When doing boolean array comparison, is there any advantage / convention to using & in place of * or | in place of +?  Are these always equivalent?
(if these are in the documentation, a link would probably be an acceptable answer, but my naive search for 'numpy ampersand' and 'numpy elementwise boolean comparison' didn't yield anything relevant)
In numpy & and | are equivalent to np.bitwise_and and np.bitwise_or. You can also use ^ for np.bitwise_xor. This is all documented in the Arithmetic and comparison operations section of the ndarray docs. There are also ufuncs for np.logical_and, np.logical_or and np.logical_xor.
If your arrays are all of dtype bool there shouldn't be any difference. I personally lean towards & and |, even though if you are not strict about the bool dtype it can get you in troubles like this:
In [30]: np.array(2) & np.array(1)
Out[30]: 0
In case someone wondered: the operations have the same speed and it therefore does not matter which one you choose.
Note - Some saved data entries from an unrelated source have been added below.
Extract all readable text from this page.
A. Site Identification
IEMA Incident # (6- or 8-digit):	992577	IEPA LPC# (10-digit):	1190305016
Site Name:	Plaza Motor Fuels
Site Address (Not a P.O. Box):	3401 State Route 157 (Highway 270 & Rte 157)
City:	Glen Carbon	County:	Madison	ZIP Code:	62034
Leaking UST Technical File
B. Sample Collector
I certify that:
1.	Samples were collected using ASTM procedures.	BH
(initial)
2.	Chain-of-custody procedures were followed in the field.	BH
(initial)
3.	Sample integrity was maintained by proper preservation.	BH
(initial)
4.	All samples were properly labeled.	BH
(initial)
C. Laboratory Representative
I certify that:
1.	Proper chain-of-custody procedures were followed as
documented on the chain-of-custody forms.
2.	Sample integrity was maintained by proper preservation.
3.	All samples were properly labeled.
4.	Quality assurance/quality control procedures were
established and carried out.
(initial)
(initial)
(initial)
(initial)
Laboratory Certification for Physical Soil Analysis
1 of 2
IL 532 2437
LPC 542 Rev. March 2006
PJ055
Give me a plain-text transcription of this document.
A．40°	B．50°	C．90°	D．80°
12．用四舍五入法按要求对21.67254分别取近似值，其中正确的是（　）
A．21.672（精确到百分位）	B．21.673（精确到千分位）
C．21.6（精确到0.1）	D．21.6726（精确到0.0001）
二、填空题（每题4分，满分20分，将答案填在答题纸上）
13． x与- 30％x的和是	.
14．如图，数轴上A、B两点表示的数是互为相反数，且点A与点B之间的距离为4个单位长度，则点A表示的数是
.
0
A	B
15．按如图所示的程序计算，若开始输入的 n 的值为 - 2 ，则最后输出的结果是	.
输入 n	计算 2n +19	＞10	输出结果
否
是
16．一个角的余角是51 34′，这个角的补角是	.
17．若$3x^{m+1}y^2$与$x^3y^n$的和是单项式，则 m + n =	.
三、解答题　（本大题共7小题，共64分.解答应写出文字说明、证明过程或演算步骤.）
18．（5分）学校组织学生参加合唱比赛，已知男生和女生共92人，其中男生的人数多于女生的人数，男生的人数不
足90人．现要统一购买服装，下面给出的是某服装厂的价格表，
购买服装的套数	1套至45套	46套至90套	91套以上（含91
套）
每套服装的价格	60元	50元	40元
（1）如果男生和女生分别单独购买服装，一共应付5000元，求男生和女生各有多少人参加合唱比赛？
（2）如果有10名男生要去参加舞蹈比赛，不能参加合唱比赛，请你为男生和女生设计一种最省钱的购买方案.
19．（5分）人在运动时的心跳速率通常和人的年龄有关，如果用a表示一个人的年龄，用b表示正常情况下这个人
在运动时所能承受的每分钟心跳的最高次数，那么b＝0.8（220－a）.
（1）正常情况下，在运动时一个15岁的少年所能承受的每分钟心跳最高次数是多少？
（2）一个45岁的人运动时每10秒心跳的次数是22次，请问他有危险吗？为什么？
In [1]: import numpy as np
In [2]: a = np.random.randn(1000)>0
In [3]: b = np.random.randn(1000)>0
In [4]: %timeit a*b
100000 loops, best of 3: 2.89 us per loop
In [5]: %timeit a&b
100000 loops, best of 3: 2.87 us per loop
In [6]: %timeit a+b
100000 loops, best of 3: 2.69 us per loop
In [7]: %timeit a|b
100000 loops, best of 3: 2.62 us per loop
As far as I am concerned, I use & and | to make explicit that I'm interested in a boolean operation (in case the reader forgot the dtype of the arrays in question).